That’s right – if you wrote down the list of all 30 Dow components or all 500 S&P companies on a hunk of granite and then compared that with a list of stocks from a fancy-pants money manager with a Wharton MBA … the rock would win.
This has been proven time and time again, by numerous studies of both the long-term and short-term.
The latest data point comes from Standard & Poor’s 10th annual fund performance scorecard.
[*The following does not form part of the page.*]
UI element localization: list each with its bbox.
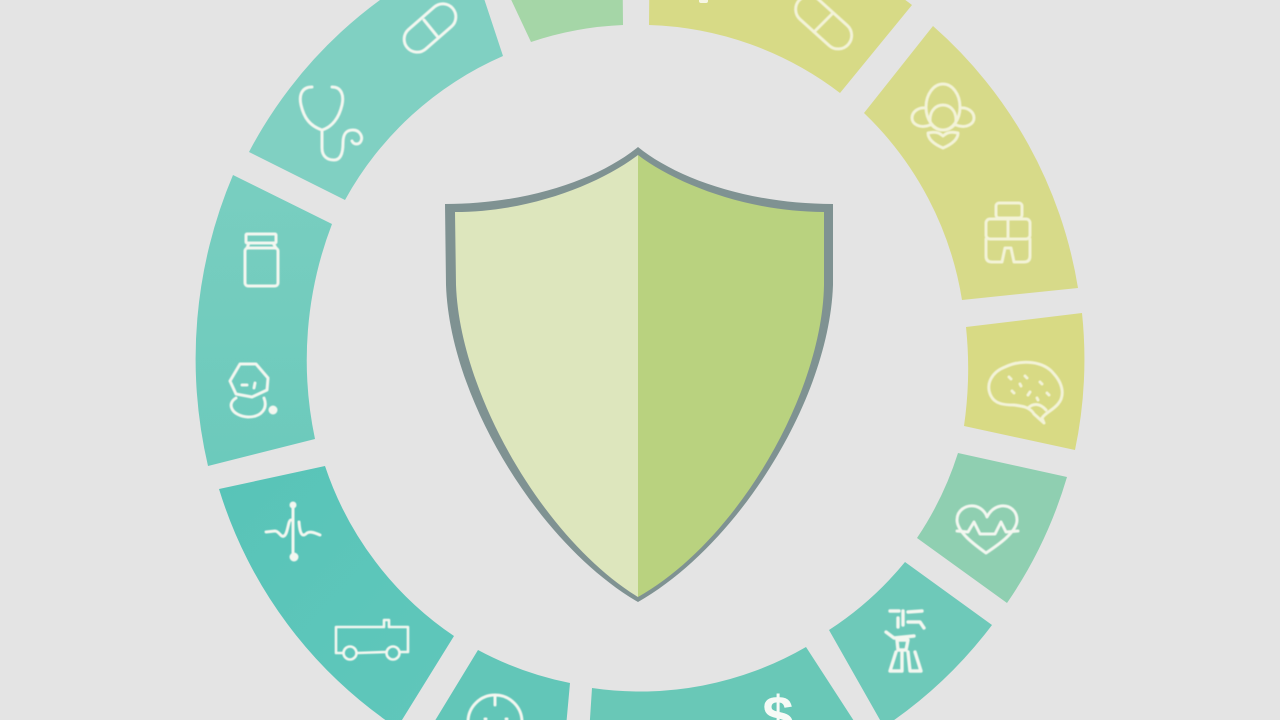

What makes this particular report noteworthy, however, isn’t the fact that most managers picked stinkers but the sheer magnitude of those who made bad calls.
About 84% of U.S. stock funds that are actively managed, rather than passively tracking an index, underperformed versus the Standard & Poor’s indexes that best represent their benchmarks.
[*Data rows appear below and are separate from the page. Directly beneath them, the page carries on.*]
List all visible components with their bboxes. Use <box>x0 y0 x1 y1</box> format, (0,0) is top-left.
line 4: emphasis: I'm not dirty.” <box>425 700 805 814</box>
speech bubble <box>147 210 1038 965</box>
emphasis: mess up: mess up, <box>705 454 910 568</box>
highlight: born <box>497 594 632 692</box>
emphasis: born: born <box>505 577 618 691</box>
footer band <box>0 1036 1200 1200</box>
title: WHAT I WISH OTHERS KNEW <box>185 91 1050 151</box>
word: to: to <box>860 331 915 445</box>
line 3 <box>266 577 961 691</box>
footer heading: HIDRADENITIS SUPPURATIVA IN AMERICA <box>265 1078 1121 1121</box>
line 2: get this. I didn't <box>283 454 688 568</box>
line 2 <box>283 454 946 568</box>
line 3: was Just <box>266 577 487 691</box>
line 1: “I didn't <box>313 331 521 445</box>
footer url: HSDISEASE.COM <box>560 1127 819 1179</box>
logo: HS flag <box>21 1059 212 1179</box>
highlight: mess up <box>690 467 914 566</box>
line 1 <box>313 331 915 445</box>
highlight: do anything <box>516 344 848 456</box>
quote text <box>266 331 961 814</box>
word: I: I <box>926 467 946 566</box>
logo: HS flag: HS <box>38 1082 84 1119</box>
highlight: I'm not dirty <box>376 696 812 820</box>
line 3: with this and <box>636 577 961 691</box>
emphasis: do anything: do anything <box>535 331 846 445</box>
That’s right – 17 out of 20 money managers would have performed better if they just read their investments of an index instead of “researching” their own picks.
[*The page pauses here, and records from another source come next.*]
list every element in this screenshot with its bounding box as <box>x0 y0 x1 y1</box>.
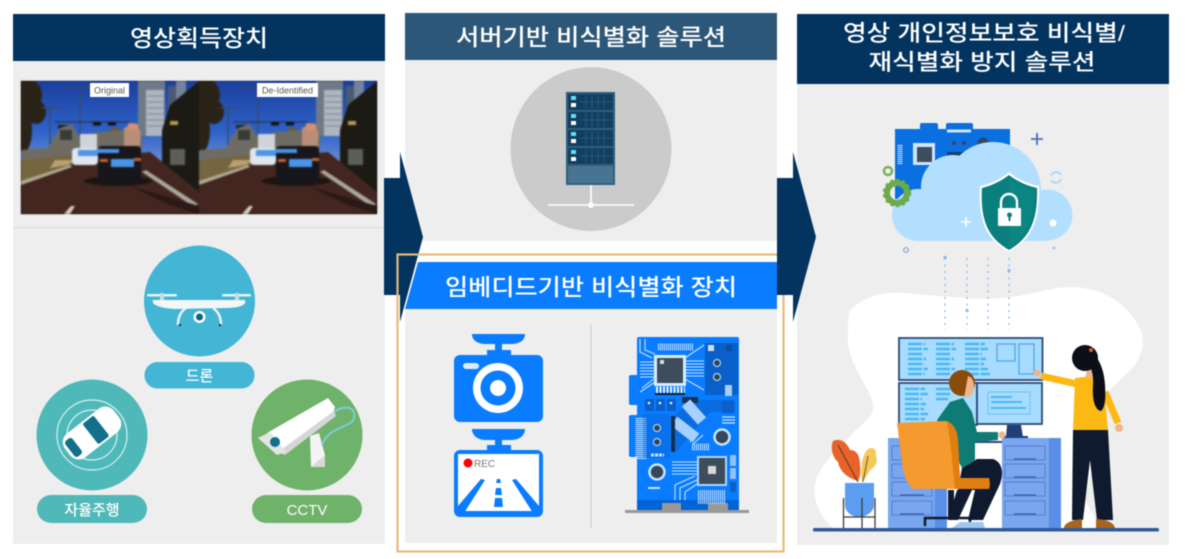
label: Original <box>90 83 129 97</box>
label: De-Identified: De-Identified <box>262 86 313 96</box>
illustration: potted plant <box>832 440 877 528</box>
icon: dash camera screen <box>454 429 543 517</box>
floor line <box>813 528 1159 532</box>
label: drone: 드론 <box>186 368 213 385</box>
illustration: monitors <box>899 338 1042 437</box>
panel: image acquisition devices <box>13 14 385 544</box>
label: CCTV: CCTV <box>287 502 327 519</box>
frame: embedded section outline <box>398 254 784 552</box>
panel: embedded de-identification device <box>405 262 777 543</box>
illustration: seated man on chair <box>897 370 1006 528</box>
label: CCTV <box>252 495 362 523</box>
label: drone <box>144 362 254 388</box>
illustration: desk with drawers <box>888 436 1061 528</box>
icon: autonomous car <box>36 380 148 490</box>
illustration: standing woman <box>1034 345 1123 528</box>
background: white blob <box>814 287 1143 528</box>
arrow: acquisition to solutions <box>384 152 423 322</box>
icon: dash camera screen: REC <box>474 459 495 470</box>
heading: server-based solution: 서버기반 비식별화 솔루션 <box>456 24 726 50</box>
label: De-Identified <box>257 83 318 97</box>
heading: privacy protection: 재식별화 방지 솔루션 <box>868 50 1096 75</box>
icon: dash camera front <box>454 334 543 422</box>
graphic: data streams <box>944 256 1010 330</box>
panel: server-based de-identification <box>405 13 777 241</box>
icon: server rack <box>510 67 672 231</box>
heading: embedded device: 임베디드기반 비식별화 장치 <box>445 274 737 300</box>
heading: privacy protection: 영상 개인정보보호 비식별/ <box>843 21 1126 46</box>
arrow: solutions to protection <box>777 152 816 322</box>
label: Original: Original <box>94 86 125 96</box>
heading: server-based solution <box>405 13 777 60</box>
divider: dotted separator <box>590 325 592 528</box>
icon: CCTV camera <box>252 380 362 490</box>
icon: cloud with circuit board <box>884 123 1072 252</box>
label: autonomous driving: 자율주행 <box>64 502 120 519</box>
heading: image acquisition: 영상획득장치 <box>130 25 268 51</box>
heading: image acquisition <box>13 14 385 61</box>
photo: original and de-identified road scene <box>14 79 377 214</box>
heading: privacy protection <box>797 14 1169 84</box>
icon: drone <box>144 246 255 356</box>
label: autonomous driving <box>37 495 147 523</box>
panel: privacy protection solution <box>797 14 1169 545</box>
icon: embedded circuit board <box>625 337 749 513</box>
icon: security shield with lock <box>980 172 1039 252</box>
heading: embedded device <box>405 262 777 309</box>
S&P found that performance was better over the past several years than in 2011, although actively managed funds still consistently fell short. Over three years, from 2009 through 2011, about 56% of stock funds underperformed benchmarks. Over five years, 61% didn’t beat the market.
Going back 10 years, the average percentage of funds underperforming has been about 57%.
It makes you really wonder why the hell ANYONE trusts a human to run their finances. Index funds charge lower fees — as little as 0.06 percent at some funds — because they don’t rely on professionals to pick stocks. There are no fancy New York offices to rent or Brooks Brothers suits to buy for self-important advisors.
True, there are many examples of fund managers whose investment-picking skills make them worth their fees. But the ranks of such winning managers are very small.
And if the 84% of underperforming managers last year is any indication, the group of truly competent stock-pickers on Wall Street is shrinking all the time.